Description of problem: Customer is seeing a clustered broker exit with an invalid-argument error. Version-Release number of selected component (if applicable): How reproducible: unknown. Customer seems to see it reliably. Steps to Reproduce: unknown 1. 2. 3. Actual results: clustered broker exit with invalid-argument error Expected results: no error. Additional info:
Created attachment 481447 [details] Log files provided by the customer 3 sets of logs: mail1 only has normal logging so doesn't tell us much. mail2 and mail3 have debug+:cluster and trace+:management. Run qpid/cpp/src/tests/cluster_test_logs.py in the directory with the logs and it will split them into corresponding sections, filter out expected differences and tell you where it finds unexpected differences. mail2: Extra management events on qpidd-rh1.log, survivor trace Changed V1 statistics com.redhat.rhm.store:journal:ASIC len=NN debug SEND V1 Multicast ContentInd to=console.obj.1.0.com.redhat.rhm.store.journal props=0 stats=1 len=NN trace Changed V1 statistics org.apache.qpid.broker:binding:org.apache.qpid.broker:exchange:qpid.management,org.apache.qpid.broker:queue:topic-frgpasic-vc1.ffx.jfh.com.au.12833.1,console.obj.*.*.com.redhat.rhm.store.# len=NN trace Changed V1 statistics org.apache.qpid.broker:binding:org.apache.qpid.broker:exchange:qpid.management,org.apache.qpid.broker:queue:topic-frgpasic-vc1.ffx.jfh.com.au.12833.2,console.obj.*.*.com.redhat.rhm.store.# len=NN These are due to changing the journal properties in a journal timer thread. However they don't generate an extra SEND, so its not clear how this discrepancy causes the failure. mail3: 1-3vs2-3: - extra: debug SEND raiseEvent (v1) class=com.redhat.rhm.store.created - no relation to update 2-2vs1-3: - initial extra object: com.redhat.rhm.store:journal:TplStore - extra: debug SEND raiseEvent (v1) class=com.redhat.rhm.store.created - 2011-02-23 08:02:17 debug Suppressing management message to console.event.1.0.com.redhat.rhm.store.created I can't see how we are getting the extra store.created event, as this is called from Queue::create which is always (I think) called in a cluster safe context. I have tried to reproduce a crash like the customers on the -27 builds, no luck so far. I can easily reproduce the journal props discrepancy, but without triggering a failure.

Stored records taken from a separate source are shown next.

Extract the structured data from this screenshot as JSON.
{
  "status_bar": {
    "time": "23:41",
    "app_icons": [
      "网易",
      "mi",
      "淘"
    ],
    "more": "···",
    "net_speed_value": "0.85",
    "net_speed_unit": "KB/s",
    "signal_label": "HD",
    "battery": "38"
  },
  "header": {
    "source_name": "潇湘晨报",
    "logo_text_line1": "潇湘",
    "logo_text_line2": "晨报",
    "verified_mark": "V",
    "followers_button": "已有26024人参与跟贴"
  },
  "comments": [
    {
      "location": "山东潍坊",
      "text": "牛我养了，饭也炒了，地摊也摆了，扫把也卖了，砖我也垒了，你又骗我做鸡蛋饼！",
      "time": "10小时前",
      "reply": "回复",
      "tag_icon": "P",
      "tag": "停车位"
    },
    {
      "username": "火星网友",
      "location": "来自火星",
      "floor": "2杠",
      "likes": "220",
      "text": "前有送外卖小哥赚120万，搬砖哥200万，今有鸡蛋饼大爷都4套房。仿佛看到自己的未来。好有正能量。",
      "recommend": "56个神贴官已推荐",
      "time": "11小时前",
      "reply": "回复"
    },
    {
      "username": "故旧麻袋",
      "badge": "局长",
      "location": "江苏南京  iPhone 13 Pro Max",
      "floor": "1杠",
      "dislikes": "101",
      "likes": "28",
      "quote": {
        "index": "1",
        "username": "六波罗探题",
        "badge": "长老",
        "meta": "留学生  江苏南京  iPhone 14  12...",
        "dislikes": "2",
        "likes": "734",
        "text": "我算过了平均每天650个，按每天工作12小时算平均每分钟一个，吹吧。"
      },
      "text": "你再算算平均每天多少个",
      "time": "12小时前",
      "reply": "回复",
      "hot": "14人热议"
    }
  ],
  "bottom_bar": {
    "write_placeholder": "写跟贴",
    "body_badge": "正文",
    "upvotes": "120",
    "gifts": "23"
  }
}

I think it is the lazy initialisation of the TPLStore that is the issue. I can reproduce the error fairly simply: 1. start on cluster node 2. run qpid-txtest against it 3. start a second cluster node 4. run qpid-printevents against the second node 5. re-run qpid-txtest 6. restart the second cluster node 7. repeat from 5. as necessary til you see the first node shutting down There is no management object for the TplStore on the first broker as the management agent is not set when it is created (init() called before managementInit() in store plugin). However the second node gets a truncateInit() which happens after management is initialised and consequently that second node does have a TplStore management object (see via list journal on qpid-tool). The TplStore is initialised 'on demand', and it is on initialisation that the event is raised. This can therefore happen on one node and not the other.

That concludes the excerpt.